Directly on this road at No. 99 stands Alfred Lenz’s home, which was built in the 1970s to meet the needs of the family. Knowledgeable in the fields of electronics, physics and mechanics, the artist, together with Christian F. Schiller, converted a small outbuilding—originally erected by his father, an animal breeder, as a bird breeding house—into a recording studio in 2007 after his death. At this experimental sound design site, fragile, kinetic sound sculptures, thoroughly structured in a complex, yet simple manner, emerge, making it a vibrating, expanding space. Lenz set up the agricultural storage tent opposite the house next to the studio in 2017 to create a larger art production area for himself and others.
This successive expansion of the space of possibilities is now followed by the L201 project:
Previously not perceived as such, the 28 m²-large entrance and exit area onto the State Road will be opened towards the public space. Alfred Lenz is interested in transitions that remain unnoticed, or unreflected, places not even regarded as insignificant, since they are not seen or recognized as such. A light, semi-transparent, three-wing structure fitted with rollers creates a connection between the inside and the outside. Transcending the boundaries of architecture, design, utility and art, and as reduced as possible in its construction, this sculpture deliberately obscures any separation of the private and public realm, of art and life, and questions them at the same time. As a permeable backdrop, it becomes accessible as an art space, stage, theater or opera, acts as an experiential horizon for artists from all disciplines invited by Lenz in dialogue with the immediate surroundings. Every object can always be several things for him, stripped of unambiguity, to open the character of the provisional and transformable as a notion of the possible in the proposed identity envisaged in it.

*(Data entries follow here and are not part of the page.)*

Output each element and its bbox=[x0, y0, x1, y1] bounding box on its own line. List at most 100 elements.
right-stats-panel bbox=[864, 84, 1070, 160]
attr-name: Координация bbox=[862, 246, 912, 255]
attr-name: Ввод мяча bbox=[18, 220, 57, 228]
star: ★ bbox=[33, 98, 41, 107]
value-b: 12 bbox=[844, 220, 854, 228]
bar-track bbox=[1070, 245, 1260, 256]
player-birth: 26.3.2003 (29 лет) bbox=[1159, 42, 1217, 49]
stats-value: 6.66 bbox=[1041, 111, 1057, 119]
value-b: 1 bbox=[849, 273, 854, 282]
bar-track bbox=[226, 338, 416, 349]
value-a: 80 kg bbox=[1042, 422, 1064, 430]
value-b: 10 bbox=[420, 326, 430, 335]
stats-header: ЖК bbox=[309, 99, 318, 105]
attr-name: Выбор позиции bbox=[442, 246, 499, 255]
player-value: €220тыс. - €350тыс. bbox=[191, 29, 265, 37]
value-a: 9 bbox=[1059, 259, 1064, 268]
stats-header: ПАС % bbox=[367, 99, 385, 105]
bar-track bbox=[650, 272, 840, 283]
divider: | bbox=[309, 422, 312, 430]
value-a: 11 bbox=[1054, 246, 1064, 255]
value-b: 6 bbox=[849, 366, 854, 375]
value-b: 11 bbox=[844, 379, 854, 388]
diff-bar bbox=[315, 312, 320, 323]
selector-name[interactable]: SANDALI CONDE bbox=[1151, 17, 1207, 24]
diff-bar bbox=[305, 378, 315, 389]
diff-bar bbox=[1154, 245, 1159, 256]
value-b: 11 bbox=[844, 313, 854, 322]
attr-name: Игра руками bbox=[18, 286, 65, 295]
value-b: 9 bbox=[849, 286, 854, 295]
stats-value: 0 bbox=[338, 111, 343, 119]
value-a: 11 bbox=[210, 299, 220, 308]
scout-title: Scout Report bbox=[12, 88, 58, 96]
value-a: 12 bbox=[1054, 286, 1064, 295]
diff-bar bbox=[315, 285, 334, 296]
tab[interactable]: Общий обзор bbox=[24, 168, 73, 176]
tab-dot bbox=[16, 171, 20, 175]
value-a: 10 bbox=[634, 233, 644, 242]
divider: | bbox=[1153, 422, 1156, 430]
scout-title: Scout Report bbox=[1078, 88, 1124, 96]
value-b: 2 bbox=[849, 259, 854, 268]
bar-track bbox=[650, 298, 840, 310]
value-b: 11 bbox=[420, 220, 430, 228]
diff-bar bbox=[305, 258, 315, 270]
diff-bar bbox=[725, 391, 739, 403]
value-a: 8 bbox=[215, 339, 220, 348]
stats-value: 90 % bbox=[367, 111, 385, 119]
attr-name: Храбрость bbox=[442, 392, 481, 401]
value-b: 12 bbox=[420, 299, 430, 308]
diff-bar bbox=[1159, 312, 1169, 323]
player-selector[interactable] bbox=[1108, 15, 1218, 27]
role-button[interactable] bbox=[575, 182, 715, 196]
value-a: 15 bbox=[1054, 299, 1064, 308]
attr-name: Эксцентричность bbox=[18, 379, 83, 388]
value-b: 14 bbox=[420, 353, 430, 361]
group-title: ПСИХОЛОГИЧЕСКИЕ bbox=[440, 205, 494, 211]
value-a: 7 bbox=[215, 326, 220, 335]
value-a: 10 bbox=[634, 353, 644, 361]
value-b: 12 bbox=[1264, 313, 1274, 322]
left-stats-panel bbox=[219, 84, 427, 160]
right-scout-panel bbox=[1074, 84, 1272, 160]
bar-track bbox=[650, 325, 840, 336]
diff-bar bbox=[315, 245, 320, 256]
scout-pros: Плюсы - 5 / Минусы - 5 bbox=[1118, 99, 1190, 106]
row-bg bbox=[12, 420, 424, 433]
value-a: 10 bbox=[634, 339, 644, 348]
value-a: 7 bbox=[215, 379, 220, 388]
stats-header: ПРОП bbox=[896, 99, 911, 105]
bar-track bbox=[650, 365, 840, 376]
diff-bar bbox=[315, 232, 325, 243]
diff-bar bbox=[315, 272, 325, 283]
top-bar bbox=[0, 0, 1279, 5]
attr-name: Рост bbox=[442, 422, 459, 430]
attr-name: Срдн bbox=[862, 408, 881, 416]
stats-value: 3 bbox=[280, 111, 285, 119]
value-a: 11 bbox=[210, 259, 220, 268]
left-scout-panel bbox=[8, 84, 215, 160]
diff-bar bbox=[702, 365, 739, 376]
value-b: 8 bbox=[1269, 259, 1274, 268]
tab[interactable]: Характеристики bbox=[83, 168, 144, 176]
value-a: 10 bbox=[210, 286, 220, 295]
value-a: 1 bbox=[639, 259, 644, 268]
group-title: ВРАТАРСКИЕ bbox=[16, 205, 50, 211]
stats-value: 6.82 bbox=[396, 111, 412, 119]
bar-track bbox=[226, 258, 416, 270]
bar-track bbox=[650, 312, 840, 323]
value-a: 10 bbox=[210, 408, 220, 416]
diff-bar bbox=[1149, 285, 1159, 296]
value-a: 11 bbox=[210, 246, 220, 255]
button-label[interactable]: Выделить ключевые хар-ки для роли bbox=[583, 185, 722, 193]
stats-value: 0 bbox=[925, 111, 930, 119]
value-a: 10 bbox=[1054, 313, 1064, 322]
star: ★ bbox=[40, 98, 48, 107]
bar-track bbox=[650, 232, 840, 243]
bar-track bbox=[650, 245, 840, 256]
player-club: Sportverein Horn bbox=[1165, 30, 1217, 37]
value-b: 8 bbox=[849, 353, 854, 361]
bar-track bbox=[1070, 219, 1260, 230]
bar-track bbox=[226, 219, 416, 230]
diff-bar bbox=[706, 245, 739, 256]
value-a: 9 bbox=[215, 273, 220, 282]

As an anthropological location, distinguished by its history and identity, this area confronts the theme of the ahistorical non-place, a term that goes back to Michel Corteau and Marc Augé, initiated by Michel Foucault’s definition of heterotopias, places for people in extreme situations. The relational place with an inscribed family history chosen here is brought into connection with the monofunctionally used street space by newly creating the dynamic intermediate place.
Breaking the norms of neutral art presentation established since the 19th century in specially furnished salons, galleries and museums, Alfred Lenz himself wants to explore and expand the form of presentation, reception and the concept of art. In doing so, he questions not only systems inherent in art, but also economic and socio-political systems.
With his work, which becomes pervious as a window and provides structure as a frame, he crafts a new vessel to remove the surroundings from their previous attribution, to establish connections, to arouse participation with the help of the set environment. As is fundamentally the case in his oeuvre, he is concerned with a direct connection to everything that is existent. The environment thereby becomes the material of the art and is involved as a co-contributor to the works on display.
For Lenz, the house and its surroundings represent “a work of art itself as a real, constantly changing structure in a place shaped by our social system.” Instead of fading out the surroundings, erecting a wall to protect against noise and what is happening outside, Alfred Lenz deals with his environs, incorporates them and thus opens a further discourse about what art can be, how it can be perceived and reflected. In this project, content-related, technical and implementation-expanding cross-sectional materials are explored and developed, existing structures are challenged and current questions of common or differentiated awareness of coexistence and social relevance are artistically raised on several multilayered levels.